Machine vision also plays a crucial role in the broader automation landscape by advancing productivity relative to concepts in smart factories and Industry 4.0.

New Applications Leverage Advanced Components And Software

New applications tend to arise from the enhanced capabilities offered by the evolving components and software discussed previously. “New” implementations for vision and imaging technology are not sudden changes in the application base but are more the result of a steady progression of development as the technology becomes more reliable and mature.

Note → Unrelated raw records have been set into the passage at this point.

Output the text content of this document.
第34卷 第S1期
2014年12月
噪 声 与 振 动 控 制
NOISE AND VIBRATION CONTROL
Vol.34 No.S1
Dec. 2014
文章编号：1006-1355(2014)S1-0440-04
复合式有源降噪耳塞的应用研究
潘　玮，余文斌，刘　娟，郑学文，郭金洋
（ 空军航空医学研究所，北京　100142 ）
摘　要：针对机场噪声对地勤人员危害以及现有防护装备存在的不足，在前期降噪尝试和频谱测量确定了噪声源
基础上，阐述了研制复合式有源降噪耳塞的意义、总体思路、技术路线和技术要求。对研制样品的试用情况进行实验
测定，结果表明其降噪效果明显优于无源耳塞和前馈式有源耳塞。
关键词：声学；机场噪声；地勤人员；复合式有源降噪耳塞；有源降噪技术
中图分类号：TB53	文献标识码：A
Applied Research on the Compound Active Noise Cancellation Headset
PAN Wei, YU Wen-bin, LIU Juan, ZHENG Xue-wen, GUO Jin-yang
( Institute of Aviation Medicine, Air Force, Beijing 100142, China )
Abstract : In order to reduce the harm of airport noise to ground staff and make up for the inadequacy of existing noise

One of the best new uses for vision and imaging technology is in machine tending. Aided by 3D machine vision systems, robots can grasp randomly oriented parts from bins and present them to automated machining or processing equipment.

This specific application is particularly well suited for the technology, as it typically involves processing only one part type at a time. And the materials and geometries of the parts requiring machining make it easier for robots to locate and grip them. In addition, many 3D imaging software solutions are targeted specifically for bin picking in machine tending, promoting ease of use and flexibility of the application.

While also not brand new, another often talked about technology—hyperspectral imaging—has generated a variety of new applications in wide-ranging markets, including industrial automation, food processing, and pharmaceutical production. For example, hyperspectral cameras can detect chemical content much like a laboratory spectrometer, so they can successfully detect incorrect pills in a drug packaging operation. Similarly, such a system can be used in an automated process to remove spoiled or damaged food products. The technology has thrived outside of industrial automation in the drone-based field analysis of crops to detect drought and disease.

While there are many more examples of these maturing applications, some applications are truly innovative. They are not yet broadly realized but show promise for the future.

Cutting-Edge Applications Emerging

Again, leveraging evolving vision and imaging technologies, applications in direct retail sales are slowly being developed and rolled out. A very visible effort is in Amazon Go stores, where cameras, other sensing devices, and complex AI software track selections and execute cashier-less purchases. This application is being propagated by other businesses and with different paradigms, such as coolers that automatically track outgoing product.

Also cutting edge but potentially ready for growth is the use of vision and imaging technology in automated robotic harvesting of food products in the field. Some small implementations are not yet completely robust, but are showing promise. There even are entire “industrial agriculture” facilities, where robots plant, transplant, and harvest fruits and vegetables in controlled indoor environments.

Regardless of where machine vision and imaging are eing used, it’s more than likely providing great value, improved production, and enhanced quality in many existing and proven applications. As more become aware of its benefits and technologies continue to advance and innovate, expect even greater growth and use cases across myriad industries.